# Planted tank questions!



## lkfishy (May 13, 2012)

I currently have a 35 gallon tank with regular gravel from the pet store at the bottom. I have some fake decor and one piece of driftwood along with some live plants, some that are doing good and some I have never seen grow. After doing some research I found that my substrate is wrong for plants, I need c02, ferts, and a better light. So I got flourish excel and a t-8 bulb but have yet to try ferts. Research also showed me some beautiful pics of planted tanks.I decided that rather than trying to make my plants grow as they are, I should just ditch the gravel and fake stuff and go for a more natural look altogether. So my question is, what is the best way to convert a tank like mine into a plush planted tank? What substrate is best ( I like the look of sand), what plants are best for beginner aqua gardeners? What things will I need for daily/weekly maintenance? Thanks


----------



## Big Dog (May 17, 2010)

I only use Eco-Complete for all my planted and none planted aquariums. You don't need Co2 to have a real nice planted aquarium. For the types of plants you may want to look into are Java Fern, Cryptocoryne wentii, Cabomba, Water sprite to just name a few. Make sure your light blubs are at least 6000K I hope this helps you out.


----------



## dalfed (Apr 8, 2012)

Forget the CO2, new light, different substrate, start off with easy low light plants. Get them to grow, then advance up the tech ladder IMHO.
All three of my tanks look decent with bare bones, may get the itch to upgrade one soon though lol.


----------



## majerah1 (Oct 29, 2010)

There are many easy to grow low light low tech plants.Light drives the needs of plants for nutrients,so if you stick to a lower light setting you can grow alot.Its all in how much you want to put into it to be honest.


----------



## lkfishy (May 13, 2012)

I was thinking about getting a Coralife Aqualight Dual Linear Strip T5, they aren't too expensive and I like how they look. Is that a good light for a planted tank? Do I need ferts or co2 if I get eco-complete and a better light? Or should I just get new substrate and new light to start off. I would like the tank to be plush and full someday.


----------



## majerah1 (Oct 29, 2010)

You can get the light and the eco complete and plant some crypts and swords and a few stem plants.I have some power compact lights over sand with all types of plants,and dont dose ferts or co2 in that tank.Definatly try it,but be sure to be prepared in case you do need to up to at least ferts.


----------



## BBradbury (Apr 22, 2011)

lkfishy said:


> I currently have a 35 gallon tank with regular gravel from the pet store at the bottom. I have some fake decor and one piece of driftwood along with some live plants, some that are doing good and some I have never seen grow. After doing some research I found that my substrate is wrong for plants, I need c02, ferts, and a better light. So I got flourish excel and a t-8 bulb but have yet to try ferts. Research also showed me some beautiful pics of planted tanks.I decided that rather than trying to make my plants grow as they are, I should just ditch the gravel and fake stuff and go for a more natural look altogether. So my question is, what is the best way to convert a tank like mine into a plush planted tank? What substrate is best ( I like the look of sand), what plants are best for beginner aqua gardeners? What things will I need for daily/weekly maintenance? Thanks


Hello lk...

Don't make planted tank setup and maintenance too difficult and get ready for a lot of different answers. Here's mine: CO2 isn't needed. It's just something else to remember to maintain. If you avoid the more labor intensive plants, standard, pea sized gravel is fine, but you can ditch the fake plants, they're just another algae collector. A couple of T5 or T8 bulbs will grow just about anything. 

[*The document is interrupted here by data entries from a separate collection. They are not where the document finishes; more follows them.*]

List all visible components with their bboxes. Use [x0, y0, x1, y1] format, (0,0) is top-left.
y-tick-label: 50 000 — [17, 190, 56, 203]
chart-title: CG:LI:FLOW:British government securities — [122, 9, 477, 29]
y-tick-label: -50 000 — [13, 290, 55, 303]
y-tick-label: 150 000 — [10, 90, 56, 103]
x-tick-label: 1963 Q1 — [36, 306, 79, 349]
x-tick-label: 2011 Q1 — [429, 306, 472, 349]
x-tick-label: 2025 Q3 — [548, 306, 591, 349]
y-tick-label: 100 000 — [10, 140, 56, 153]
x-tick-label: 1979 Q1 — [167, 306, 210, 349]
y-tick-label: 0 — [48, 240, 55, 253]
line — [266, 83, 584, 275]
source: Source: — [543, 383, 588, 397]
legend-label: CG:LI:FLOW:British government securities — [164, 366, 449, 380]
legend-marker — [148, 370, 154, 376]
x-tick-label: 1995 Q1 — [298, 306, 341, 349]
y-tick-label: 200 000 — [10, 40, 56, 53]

Sand is hard to keep clean and can create water chemistry problems, plants like other substrates better and it's not for us regular tank keepers. Corydoras like sand, but not everyone keeps those fish.

Attached are pics of a couple of basic, low maintainence tanks. PM me if you want to talk shop and we'll grow some plants.

B


----------



## jrman83 (Jul 9, 2010)

You would need all you listed if you had high light - not an opinion, a fact. Unless you were ready to deal with the amount of algae you would have, if not. 

Since you just have low light, not much is needed except maybe some type of substrate that is good for roots to move through. Pots are a tad too basic, IMO, and not the best looking option.

However, some of the items you listed will make your plants grow better than any other method out there - also not an opinion. CO2, can setup a DIY system, will have your plants healthier and growing faster than ANY other system without. So don't dismiss it as an option down the road when you are ready to get more out of what you have.


----------



## lkfishy (May 13, 2012)

Ok, Thanks. So i'll get the new light and eco-complete and I think I will just start off with the live plants I already have. 1 java moss, 1 java fern, 1 sword, a little leafy mystery plant and a moss ball. None of them have ever grown except for the moss...But I hope to change that! I'll post pics once I get it switched out and planted  But it might be a little bit because I gotta get paid...


----------



## lkfishy (May 13, 2012)

jrman83 said:


> However, some of the items you listed will make your plants grow better than any other method out there - also not an opinion. CO2, can setup a DIY system, will have your plants healthier and growing faster than ANY other system without. So don't dismiss it as an option down the road when you are ready to get more out of what you have.


I am definitely aspiring to a full, plush planted tank someday. Something like this:







I know it's going to take time and maintenance but it's just so beautiful! But I am going to start by changing my substrate and getting a dual bulb light. Hopefully I can get growth out of my current plants with just that, and I can slowly upgrade myself to co2 and ferts. Or add them sooner if I am still not seeing any growth. I am an outdoor/indoor gardener so I understand that a plants needs increase with more light. Hopefully I can find the right balance of things so I can have an aqua garden by the end of the year!


----------